Mon cancer au quotidien

11 mars 2016

Je me lève ou plutôt, j’ai l’impression de me relever, comme si j’avais été agressé, un coup de matraque derrière la nuque. C’est mon ressenti chaque matin après mes trois heures de sommeil lourd, consécutifs à une nuit passée dans la contemplation du plafond de la chambre à ruminer les secondes qui s’étirent.

Il est presque dix heures et le soleil est déjà bien haut. Je n’ai pas été réveillé par les bruits discrets de la vie quotidienne de ceux qui m’entourent. Nous ne sommes pas sur le même fuseau horaire et nos insomnies ne se chevauchent pas.
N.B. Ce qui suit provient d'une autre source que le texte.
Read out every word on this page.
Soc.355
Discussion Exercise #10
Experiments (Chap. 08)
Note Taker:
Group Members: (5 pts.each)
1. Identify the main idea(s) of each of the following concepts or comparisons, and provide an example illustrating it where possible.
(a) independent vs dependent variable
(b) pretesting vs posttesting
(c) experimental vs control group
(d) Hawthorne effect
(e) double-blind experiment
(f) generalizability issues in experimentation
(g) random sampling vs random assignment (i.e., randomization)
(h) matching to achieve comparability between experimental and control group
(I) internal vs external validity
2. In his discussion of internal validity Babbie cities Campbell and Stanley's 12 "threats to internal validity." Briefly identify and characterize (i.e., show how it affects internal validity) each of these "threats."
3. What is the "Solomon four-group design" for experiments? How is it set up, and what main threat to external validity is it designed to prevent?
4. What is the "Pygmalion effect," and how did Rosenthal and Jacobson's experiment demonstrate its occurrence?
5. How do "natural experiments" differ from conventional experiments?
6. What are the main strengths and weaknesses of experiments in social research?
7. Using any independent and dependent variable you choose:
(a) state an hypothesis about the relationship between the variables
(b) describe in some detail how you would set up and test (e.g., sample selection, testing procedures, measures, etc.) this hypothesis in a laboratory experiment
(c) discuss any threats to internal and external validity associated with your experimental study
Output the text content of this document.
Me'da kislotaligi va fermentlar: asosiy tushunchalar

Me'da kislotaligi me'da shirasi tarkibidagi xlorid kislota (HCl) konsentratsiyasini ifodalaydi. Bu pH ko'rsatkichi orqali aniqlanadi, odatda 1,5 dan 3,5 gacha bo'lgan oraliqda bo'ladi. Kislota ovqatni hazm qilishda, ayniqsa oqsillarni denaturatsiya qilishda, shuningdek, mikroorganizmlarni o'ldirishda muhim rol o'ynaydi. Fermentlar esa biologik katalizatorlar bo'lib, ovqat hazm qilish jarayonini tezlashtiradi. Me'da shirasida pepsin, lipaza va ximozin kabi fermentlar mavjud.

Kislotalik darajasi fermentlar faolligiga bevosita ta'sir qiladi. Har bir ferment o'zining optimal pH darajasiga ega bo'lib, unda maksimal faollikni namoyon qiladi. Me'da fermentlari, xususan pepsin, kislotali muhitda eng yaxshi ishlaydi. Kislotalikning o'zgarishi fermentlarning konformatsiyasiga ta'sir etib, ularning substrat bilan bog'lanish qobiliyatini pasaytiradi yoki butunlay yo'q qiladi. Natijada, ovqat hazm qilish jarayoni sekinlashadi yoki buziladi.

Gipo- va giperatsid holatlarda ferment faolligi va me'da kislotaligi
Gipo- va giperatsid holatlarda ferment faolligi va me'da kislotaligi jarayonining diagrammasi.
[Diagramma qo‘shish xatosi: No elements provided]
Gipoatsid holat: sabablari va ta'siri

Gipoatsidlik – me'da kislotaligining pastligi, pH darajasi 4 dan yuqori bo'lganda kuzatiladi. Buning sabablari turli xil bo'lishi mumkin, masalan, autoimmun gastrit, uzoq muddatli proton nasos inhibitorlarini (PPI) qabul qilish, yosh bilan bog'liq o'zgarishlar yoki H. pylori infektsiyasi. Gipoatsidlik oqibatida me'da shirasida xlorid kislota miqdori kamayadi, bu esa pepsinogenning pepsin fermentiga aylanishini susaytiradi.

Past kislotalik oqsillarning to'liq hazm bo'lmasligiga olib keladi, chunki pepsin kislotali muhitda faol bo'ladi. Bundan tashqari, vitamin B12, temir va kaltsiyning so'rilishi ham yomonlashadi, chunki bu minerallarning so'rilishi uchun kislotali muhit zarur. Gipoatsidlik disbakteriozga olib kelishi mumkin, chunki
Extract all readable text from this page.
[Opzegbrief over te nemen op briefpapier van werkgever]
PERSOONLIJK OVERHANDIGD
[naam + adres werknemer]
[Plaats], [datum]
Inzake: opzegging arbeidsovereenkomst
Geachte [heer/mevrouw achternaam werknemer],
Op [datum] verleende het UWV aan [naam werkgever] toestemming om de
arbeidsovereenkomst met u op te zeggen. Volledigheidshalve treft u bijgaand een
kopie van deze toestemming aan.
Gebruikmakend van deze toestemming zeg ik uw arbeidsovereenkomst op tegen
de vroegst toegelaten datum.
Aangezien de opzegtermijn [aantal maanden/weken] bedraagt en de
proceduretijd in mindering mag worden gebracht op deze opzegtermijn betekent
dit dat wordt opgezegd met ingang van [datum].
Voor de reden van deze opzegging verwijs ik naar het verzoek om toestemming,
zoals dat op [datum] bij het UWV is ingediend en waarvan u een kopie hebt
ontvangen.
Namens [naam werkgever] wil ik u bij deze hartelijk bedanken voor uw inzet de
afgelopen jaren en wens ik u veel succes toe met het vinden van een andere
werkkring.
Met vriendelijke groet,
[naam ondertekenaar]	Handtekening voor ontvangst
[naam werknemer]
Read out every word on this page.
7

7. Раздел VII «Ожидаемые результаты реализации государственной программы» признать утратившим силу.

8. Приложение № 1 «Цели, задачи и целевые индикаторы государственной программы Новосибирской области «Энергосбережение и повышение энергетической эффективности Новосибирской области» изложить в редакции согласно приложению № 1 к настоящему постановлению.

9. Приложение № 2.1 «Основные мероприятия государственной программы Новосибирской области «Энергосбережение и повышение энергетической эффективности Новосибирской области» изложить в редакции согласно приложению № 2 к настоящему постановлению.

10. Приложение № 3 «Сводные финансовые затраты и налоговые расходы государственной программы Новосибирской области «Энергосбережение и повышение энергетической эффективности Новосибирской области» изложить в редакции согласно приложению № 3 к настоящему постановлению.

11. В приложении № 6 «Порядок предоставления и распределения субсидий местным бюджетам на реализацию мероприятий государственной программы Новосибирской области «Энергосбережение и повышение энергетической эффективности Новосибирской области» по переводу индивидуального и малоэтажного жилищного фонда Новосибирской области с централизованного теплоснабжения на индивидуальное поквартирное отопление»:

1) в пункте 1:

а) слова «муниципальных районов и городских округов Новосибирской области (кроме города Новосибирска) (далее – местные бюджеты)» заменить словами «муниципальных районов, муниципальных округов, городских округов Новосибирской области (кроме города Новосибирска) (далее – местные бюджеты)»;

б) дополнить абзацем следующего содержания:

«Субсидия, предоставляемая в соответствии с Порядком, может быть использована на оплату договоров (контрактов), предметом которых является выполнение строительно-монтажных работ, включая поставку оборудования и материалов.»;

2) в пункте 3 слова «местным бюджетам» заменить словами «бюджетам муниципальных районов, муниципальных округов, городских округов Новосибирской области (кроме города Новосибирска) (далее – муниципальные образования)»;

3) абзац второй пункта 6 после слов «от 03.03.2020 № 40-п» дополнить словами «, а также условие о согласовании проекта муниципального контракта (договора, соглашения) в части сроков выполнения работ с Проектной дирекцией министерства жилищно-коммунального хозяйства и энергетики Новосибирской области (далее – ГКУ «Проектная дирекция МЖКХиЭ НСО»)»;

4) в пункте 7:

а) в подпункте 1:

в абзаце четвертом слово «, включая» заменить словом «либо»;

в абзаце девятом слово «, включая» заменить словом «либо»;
Un rapide passage dans la salle d’eau, devant le miroir qui me confirme une fois de plus que je ne suis plus moi-même. Entre le ressenti et le réel, chaque jour creuse l’écart. Il y a quatre ans le cancer commençait à m’accompagner, aujourd’hui, c’est moi qui l’accompagne. Jamais plus rien ne sera comme avant et mes désirs d’évasion restent en suspens au bon vouloir des traitements.

Quatre années à passer de chimio en traitements hormonal pour repasser par la chimio avec ses effets secondaires qui ont ruiné ma défense immunitaire. La fatigue est devenue une norme, les bouffées de chaleur un détail, le dessèchement de la peau une simple constatation, la coiffure est en vrac et les dents qui me lâchent ne font que compléter un tableau qui devient de plus en plus terne. Je ne peux plus rien avaler sans avoir de problèmes de digestion, mes déplacements sont limités au bon vouloir de mes œdèmes, ma capacité intellectuelle et ma concentration ne tiennent plus qu’à un fil. La seule maitrise qu’il me reste, est la patience et de préférence en silence pour ne brusquer personne.

Les journées sont aussi longues que les nuits. Midi et l’heure du repas à deux arrive facilement sans attendre, avec mon épouse nos horaires reprennent un chemin cohérent. Un bref regard vers les actualités pour rester collé à ce monde et ensuite vient le moment de la recherche d’activité sans gout aucun pour un choix déterminé. Sortir dehors avec le froid qui est encore présent ne me motive pas vraiment. Je suis devenu très sensible aux basses températures. Il est bien loin le temps où je pratiquai l’escalade hivernale sur les hauteurs de Chamonix. Le refuge à cette incapacité à se trouver une occupation est le plus souvent la lecture quand j’ai suffisamment de concentration disponible, autrement c’est devant un écran que je me vautre sur le canapé pour regarder un film dont je serai totalement incapable de raconter l’histoire 5 minutes après la fin.

Doucement, très doucement l’après-midi s’efface pour laisser place à la fin de journée. C’est peut-être là que je me retrouve encore le mieux. Je plonge dans les réserves pour trouver une recette à concocter, des restes à accommoder ou simplement une sauce à élaborer pour ne pas laisser les pâtes ou le riz seuls dans l’assiette. J’éprouve un plaisir indéniable à arranger des mets et à dresser des plats aussi bons que beaux.

Passé ce moment de plaisir autour de la table, la soirée est déjà bien avancée et je reprends le rythme alterné entre le bouquin et l’écran en essayant de maitriser mes problèmes digestifs. Un dernier tour par la salle de bain sans regarder celui qui me fait face et je me couche sans conviction. Je suis fatigué mais le sommeil vient rarement. Une fois de plus, le téléphone n’aura pas sonné de la journée, les mails se font rares et dans l’attente je patiente en silence.